Posted by Anónimo On 7 sept 2011 0 comentarios


El cerrojo de la puerta no había sido pasado y decidí ingresar al apartamento. Fue atrevido de mi parte haber hecho tal irrupción en propiedad ajena, pero tuve en consideración el perturbador mensaje de texto que me envió mi amigo Clarence.

leicov!!!... where r u, man…
i need more! MORE!!

Avancé lento por la sala y debí esquivar objetos que una vez estuvieron al derecho las repetidas veces que visité el lugar. Aquello no me era acogedor y la palabra hogar escurrió espesa por mi mente hasta desvanecerse. Hice un alto e inquirí desconcertadamente:

—Clarence? Are you O.K., bro? I’m Leicov.

Cuchillo era escuchada por el vecino del apartamento contiguo y a volumen máximo. La música inundaba suavemente el apartamento hasta ocupar los rincones. Pero eso era fuera porque adentro todo permanecía en silencio y la llave abierta de lo que parecía ser el lavamanos me condujo hacia el pasillo angosto por donde se distribuían las habitaciones. Mi tímido avanzar me permitía observarlo todo y con mayor atención. Me constituyó una pena atestiguar que el huracán que acometió con fuerza contra el recibo también dejaba una huella destructiva por allí.

Mis pesados pasos hacían sonar los vidrios de una gran cantidad de retratos arrojados al piso. Medallas, títulos universitarios y placas de reconocimiento: todos, recuerdos inútiles a ras del suelo. Eché el ojo cada vez que pasaba cerca de una habitación y el escenario no era diferente, aunque sí impresionante: había puertas de armarios desencajadas, algunas agujereadas con violencia y de un modo demencial.

Llegué al baño, di tan sólo un paso adelante y llamé, pero no hubo respuesta. La puerta levemente entreabierta me permitió ver a una oscilante sombra proyectada en la pared. Se movía de un lado a otro con una rígida frecuencia que erizó los vellos de mis brazos y regresé dos pasos.

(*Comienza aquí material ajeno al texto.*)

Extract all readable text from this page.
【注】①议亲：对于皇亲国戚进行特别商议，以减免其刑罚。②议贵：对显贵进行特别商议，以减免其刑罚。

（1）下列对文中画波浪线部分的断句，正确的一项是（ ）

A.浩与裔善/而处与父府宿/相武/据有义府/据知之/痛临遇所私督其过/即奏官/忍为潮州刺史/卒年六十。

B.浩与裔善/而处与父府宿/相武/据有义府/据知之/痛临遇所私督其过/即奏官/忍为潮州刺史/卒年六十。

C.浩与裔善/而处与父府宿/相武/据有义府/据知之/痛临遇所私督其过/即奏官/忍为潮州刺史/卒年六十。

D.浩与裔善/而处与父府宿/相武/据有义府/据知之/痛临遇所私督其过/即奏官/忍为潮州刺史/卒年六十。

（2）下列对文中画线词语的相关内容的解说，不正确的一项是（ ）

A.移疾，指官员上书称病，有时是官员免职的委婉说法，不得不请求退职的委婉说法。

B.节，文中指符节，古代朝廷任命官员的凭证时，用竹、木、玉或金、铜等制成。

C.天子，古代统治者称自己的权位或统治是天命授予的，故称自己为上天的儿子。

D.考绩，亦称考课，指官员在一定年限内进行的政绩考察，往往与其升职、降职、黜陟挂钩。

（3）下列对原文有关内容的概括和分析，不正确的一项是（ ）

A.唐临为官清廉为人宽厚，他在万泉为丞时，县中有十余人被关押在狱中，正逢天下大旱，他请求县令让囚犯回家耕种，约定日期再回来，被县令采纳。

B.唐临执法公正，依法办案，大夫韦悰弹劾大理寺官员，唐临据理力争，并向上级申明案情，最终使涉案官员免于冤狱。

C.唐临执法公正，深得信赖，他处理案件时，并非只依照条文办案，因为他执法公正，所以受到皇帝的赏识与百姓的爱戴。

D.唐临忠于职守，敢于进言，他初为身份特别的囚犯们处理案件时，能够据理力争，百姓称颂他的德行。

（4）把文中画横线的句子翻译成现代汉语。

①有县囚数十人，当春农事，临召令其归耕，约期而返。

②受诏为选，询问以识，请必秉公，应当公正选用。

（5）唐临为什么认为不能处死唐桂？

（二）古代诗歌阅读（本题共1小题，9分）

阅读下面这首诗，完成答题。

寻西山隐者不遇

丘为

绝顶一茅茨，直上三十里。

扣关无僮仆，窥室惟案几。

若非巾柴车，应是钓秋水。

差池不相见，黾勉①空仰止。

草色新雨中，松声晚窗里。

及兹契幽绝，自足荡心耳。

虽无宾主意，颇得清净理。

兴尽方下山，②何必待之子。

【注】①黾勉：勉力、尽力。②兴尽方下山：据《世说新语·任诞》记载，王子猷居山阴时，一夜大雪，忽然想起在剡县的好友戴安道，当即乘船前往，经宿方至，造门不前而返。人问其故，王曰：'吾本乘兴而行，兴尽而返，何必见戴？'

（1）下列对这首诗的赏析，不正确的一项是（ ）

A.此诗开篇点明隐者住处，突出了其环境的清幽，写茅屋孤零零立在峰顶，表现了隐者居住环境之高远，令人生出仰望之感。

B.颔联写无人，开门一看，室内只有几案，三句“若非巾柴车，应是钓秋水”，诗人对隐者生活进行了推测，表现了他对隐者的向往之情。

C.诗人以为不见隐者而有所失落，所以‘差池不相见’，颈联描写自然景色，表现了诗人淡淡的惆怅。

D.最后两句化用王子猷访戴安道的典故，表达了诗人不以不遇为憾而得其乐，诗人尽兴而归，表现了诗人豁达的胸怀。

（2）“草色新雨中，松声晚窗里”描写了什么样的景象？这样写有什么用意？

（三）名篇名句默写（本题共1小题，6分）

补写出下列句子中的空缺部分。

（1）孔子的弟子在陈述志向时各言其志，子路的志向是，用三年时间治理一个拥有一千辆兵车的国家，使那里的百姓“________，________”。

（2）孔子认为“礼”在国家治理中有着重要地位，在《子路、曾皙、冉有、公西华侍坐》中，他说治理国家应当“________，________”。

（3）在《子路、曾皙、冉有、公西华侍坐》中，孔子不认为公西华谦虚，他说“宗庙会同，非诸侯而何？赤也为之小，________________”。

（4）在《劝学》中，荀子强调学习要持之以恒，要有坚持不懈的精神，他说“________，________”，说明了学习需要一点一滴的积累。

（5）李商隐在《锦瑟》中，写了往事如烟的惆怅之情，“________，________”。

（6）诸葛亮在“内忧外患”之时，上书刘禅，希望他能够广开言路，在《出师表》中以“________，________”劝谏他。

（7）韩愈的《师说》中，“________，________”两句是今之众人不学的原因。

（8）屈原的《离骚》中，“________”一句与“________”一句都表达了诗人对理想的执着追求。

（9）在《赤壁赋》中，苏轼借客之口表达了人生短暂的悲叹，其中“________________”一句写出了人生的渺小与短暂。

Dentro del apartamento no había más sonidos que el del grifo y el de mi jadeante respiración. La canción de Zapato3 seguía colándose por las ranuras de la hoja de la puerta principal. Cuchillo martillaba fuerte y hacía añicos mi mente en aquella inseguridad objetiva que incluía dudas a la situación.

Llamé nuevamente a Clarence y al no tener respuesta respiré profundamente dos o tres veces, luego empujé la puerta con mis manos hasta abrirla de par en par. Acto seguido, mis ojos fueron congelados por el horror que presencié: una correa unía la lámpara del baño con el cuello de Clarence. No esperó por mí. La heroína quedó en los bolsillos de mis jeans.